The same patent reportedly describes the connectivity mesh as configurable via top metal masks, referred to as "saving the model in the mask ROM of the system." If so, the base die is identical across models, with only top metal layers changing to encode weights-as-connectivity and dataflow schedule.

Patent [3] covers high-density multibit mask ROM using shared drain and gate connections with mask-programmable vias, possibly how they hit the density for 8B parameters on one 815mm2 die.
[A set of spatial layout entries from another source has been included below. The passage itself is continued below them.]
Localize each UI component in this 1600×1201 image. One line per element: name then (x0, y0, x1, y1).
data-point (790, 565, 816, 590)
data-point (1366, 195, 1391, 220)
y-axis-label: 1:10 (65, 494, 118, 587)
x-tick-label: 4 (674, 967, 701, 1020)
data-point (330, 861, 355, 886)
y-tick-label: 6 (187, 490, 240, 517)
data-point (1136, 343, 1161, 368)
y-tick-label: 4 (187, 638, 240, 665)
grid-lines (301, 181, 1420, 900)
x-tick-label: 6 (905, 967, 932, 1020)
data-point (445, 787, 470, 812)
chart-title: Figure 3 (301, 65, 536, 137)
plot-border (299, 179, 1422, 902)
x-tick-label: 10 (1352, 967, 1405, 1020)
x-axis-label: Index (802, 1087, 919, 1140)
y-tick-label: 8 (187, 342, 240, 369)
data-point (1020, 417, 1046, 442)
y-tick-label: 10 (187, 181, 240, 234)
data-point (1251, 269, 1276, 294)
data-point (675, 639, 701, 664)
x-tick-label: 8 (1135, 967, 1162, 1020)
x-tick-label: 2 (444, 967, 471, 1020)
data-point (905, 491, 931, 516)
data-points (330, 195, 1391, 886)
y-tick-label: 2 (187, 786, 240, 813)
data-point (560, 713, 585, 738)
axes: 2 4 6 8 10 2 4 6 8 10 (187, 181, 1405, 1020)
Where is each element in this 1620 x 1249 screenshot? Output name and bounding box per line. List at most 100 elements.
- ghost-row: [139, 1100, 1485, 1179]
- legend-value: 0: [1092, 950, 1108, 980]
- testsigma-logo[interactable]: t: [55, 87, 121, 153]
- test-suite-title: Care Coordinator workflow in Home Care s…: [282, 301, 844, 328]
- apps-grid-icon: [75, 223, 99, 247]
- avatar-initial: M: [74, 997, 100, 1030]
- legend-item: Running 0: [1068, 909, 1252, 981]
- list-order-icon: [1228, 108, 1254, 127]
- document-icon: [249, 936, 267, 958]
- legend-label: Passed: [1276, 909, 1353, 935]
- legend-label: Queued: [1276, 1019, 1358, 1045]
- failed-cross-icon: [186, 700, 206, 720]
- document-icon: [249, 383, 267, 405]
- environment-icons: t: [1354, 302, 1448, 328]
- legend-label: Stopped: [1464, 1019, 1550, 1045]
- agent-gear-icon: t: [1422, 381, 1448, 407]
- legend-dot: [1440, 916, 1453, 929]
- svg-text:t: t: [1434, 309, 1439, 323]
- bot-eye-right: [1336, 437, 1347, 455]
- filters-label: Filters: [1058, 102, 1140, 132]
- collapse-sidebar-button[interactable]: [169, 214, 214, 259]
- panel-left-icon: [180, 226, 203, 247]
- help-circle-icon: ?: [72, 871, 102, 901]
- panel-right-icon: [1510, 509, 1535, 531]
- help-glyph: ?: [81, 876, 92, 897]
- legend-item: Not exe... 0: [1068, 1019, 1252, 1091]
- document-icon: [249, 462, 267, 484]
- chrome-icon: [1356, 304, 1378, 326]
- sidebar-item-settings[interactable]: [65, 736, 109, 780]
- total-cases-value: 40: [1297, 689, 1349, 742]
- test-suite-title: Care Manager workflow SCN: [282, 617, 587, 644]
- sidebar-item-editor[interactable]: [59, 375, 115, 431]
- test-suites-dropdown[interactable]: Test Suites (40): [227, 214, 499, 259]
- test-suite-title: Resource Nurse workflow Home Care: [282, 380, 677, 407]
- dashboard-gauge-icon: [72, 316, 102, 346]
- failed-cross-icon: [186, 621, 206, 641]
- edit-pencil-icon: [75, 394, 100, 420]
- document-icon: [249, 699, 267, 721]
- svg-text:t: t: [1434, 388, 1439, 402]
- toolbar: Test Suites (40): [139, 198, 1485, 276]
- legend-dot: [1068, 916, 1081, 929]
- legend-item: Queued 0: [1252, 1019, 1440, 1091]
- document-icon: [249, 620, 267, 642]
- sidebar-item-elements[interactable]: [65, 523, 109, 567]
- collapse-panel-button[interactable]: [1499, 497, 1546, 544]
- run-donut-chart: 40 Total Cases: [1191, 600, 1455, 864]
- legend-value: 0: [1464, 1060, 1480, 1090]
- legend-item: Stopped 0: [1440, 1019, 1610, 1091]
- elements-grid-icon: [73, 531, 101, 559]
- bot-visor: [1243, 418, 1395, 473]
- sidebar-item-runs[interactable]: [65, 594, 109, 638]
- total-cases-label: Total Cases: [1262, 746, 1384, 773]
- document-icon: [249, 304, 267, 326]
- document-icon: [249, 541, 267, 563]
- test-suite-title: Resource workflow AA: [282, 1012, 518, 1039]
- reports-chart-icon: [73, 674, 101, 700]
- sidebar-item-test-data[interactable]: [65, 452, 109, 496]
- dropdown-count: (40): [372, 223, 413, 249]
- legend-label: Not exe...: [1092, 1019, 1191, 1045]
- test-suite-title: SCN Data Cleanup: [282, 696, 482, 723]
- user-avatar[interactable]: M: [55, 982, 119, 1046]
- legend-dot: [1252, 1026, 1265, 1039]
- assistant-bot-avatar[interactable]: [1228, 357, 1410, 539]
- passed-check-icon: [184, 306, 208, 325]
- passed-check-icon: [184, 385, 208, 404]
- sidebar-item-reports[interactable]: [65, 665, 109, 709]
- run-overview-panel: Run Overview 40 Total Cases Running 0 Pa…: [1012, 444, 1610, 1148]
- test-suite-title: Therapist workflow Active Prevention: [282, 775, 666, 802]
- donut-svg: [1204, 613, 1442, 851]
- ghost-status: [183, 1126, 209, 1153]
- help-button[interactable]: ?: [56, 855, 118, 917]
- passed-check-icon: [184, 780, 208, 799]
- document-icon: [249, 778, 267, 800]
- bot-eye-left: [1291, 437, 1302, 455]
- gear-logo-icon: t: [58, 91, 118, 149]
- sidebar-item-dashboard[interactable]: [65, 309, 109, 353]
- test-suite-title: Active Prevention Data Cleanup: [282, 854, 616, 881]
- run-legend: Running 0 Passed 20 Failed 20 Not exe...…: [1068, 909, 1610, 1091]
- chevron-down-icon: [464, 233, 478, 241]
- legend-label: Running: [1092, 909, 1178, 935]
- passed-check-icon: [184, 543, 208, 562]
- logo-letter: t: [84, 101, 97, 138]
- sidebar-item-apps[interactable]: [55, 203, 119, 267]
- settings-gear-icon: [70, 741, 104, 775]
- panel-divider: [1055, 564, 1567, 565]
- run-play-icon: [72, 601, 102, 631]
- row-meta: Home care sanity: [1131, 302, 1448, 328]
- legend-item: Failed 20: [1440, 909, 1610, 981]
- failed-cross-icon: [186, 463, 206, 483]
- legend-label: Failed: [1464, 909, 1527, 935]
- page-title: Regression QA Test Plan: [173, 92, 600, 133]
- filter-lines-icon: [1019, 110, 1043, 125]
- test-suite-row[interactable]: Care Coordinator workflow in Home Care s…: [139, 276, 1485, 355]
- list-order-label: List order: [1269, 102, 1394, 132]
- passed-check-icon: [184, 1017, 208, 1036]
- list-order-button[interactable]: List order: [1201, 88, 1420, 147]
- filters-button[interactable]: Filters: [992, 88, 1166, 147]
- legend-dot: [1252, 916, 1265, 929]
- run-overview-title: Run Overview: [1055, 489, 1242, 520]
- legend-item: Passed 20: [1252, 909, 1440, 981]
If roughly right, some testable predictions: performance very sensitive to quantization bitwidth; near-zero external memory bandwidth dependence; fine-tuning limited to what fits in the SRAM sidecar.

Caveat: the specific implementation details beyond the abstracts are based on Deep Research's analysis of the full patent texts, not my own reading, so could be off. But the abstracts and public descriptions line up well.

[1] https://www.nextplatform.com/2026/02/19/taalas-etches-ai-mod...

[2] https://patents.google.com/patent/WO2025147771A1/en

[3] https://patents.google.com/patent/WO2025217724A1/en

[4] https://www.eetimes.com/taalas-specializes-to-extremes-for-e...

kinduff•1m ago
Very nice read, thank you for sharing this so well written.